Another full glass of beer in front of me, foaming over like my life which runneth over continually. I know this bar well as very nearly there is no other one I visit in Annapolis. Beatles (incidentally, I’m watching a doc on them on Hulu) on the stereo bounding about the dimly lit room, penetrating dark corners. Bulbs dangle from the ceiling, lonely in the dark, shedding meager light. They look like dildos daring drunken debauchery, insinuating ideas into minds swirlingly intoxicated. Once the clock strikes two and the revelers need leave… of course by that point those paired off will hardly need further inspiration. A girl—beautiful and tall, slender long legs—leans against the bar in profile, her gaze vacant, staring. The bar seating is very nearly full at only quarter to seven. I am in a blissful state of calm, my face feeling flush, my belly feeling full. There is comfort in this space I know so well. I am transfixed by the glint of light in the martini and coupe glasses stacked nearby shining in the dark like scores of night lights in a dark hallway, like streetlights in a city block. On the wall behind me hangs a large photograph of a tree. It’s been there for several years, and the more I see it, and the longer it hangs, the same juxtaposition it continues to make with the space. That is to say it doesn’t fit in. I can’t imagine anything more strange displayed as a piece of art in here.

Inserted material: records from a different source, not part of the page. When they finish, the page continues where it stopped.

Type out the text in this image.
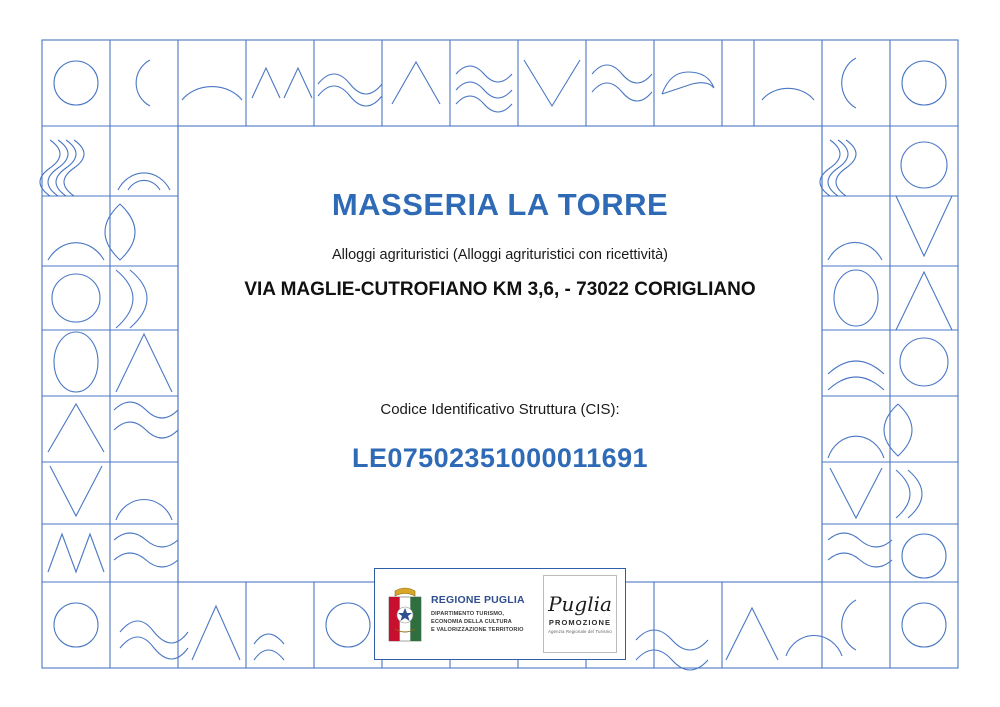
MASSERIA LA TORRE
Alloggi agrituristici (Alloggi agrituristici con ricettività)
VIA MAGLIE-CUTROFIANO KM 3,6, - 73022 CORIGLIANO
Codice Identificativo Struttura (CIS):
LE07502351000011691
REGIONE PUGLIA
DIPARTIMENTO TURISMO,
ECONOMIA DELLA CULTURA
E VALORIZZAZIONE TERRITORIO
Puglia
PROMOZIONE
Agenzia Regionale del Turismo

Nothing. I think if I were to walk in and there were a hole in the wall where the picture is now, I would be less shocked than I am every time I look at that tree.

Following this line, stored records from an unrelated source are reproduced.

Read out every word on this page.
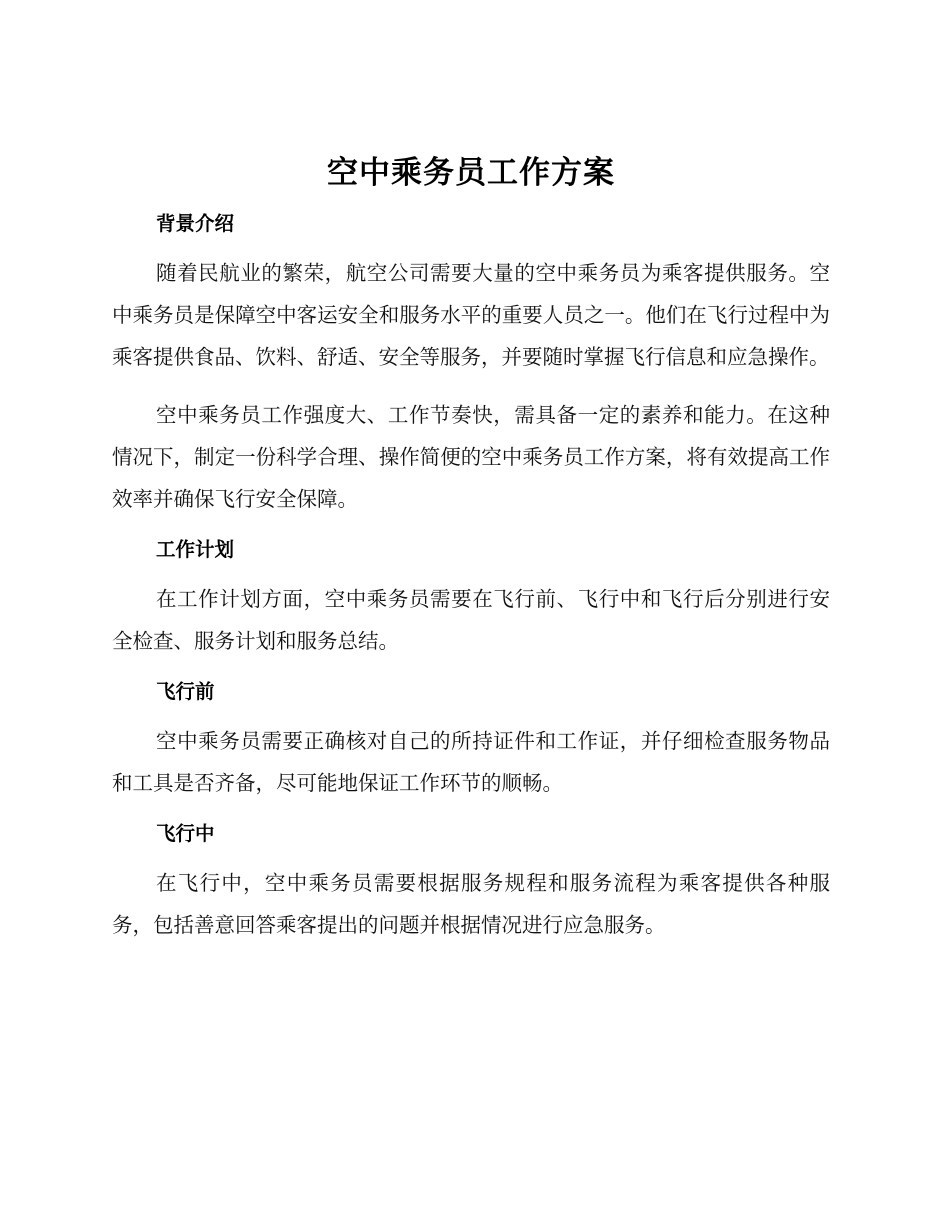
空中乘务员工作方案
背景介绍

随着民航业的繁荣，航空公司需要大量的空中乘务员为乘客提供服务。空中乘务员是保障空中客运安全和服务水平的重要人员之一。他们在飞行过程中为乘客提供食品、饮料、舒适、安全等服务，并要随时掌握飞行信息和应急操作。

空中乘务员工作强度大、工作节奏快，需具备一定的素养和能力。在这种情况下，制定一份科学合理、操作简便的空中乘务员工作方案，将有效提高工作效率并确保飞行安全保障。

工作计划

在工作计划方面，空中乘务员需要在飞行前、飞行中和飞行后分别进行安全检查、服务计划和服务总结。

飞行前

空中乘务员需要正确核对自己的所持证件和工作证，并仔细检查服务物品和工具是否齐备，尽可能地保证工作环节的顺畅。

飞行中

在飞行中，空中乘务员需要根据服务规程和服务流程为乘客提供各种服务，包括善意回答乘客提出的问题并根据情况进行应急服务。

Not long after finishing my second beer, I pay and leave. As much as this bar feels comfortable to me, as much as I associate it with home, I can’t stay here for long. I crave fresh air and the chill bite of November cold. I wish to walk the streets of my home town a bit and wonder at the glint and glimmer of streetlights in the dark and the shadows they cast. I want to relive old memories which only I can by walking the brick sidewalks I’ve walked on years past. Later I will have to drive back to my father’s where I’m staying currently, following taillights redly glowing through the winding dark wondering what comes next.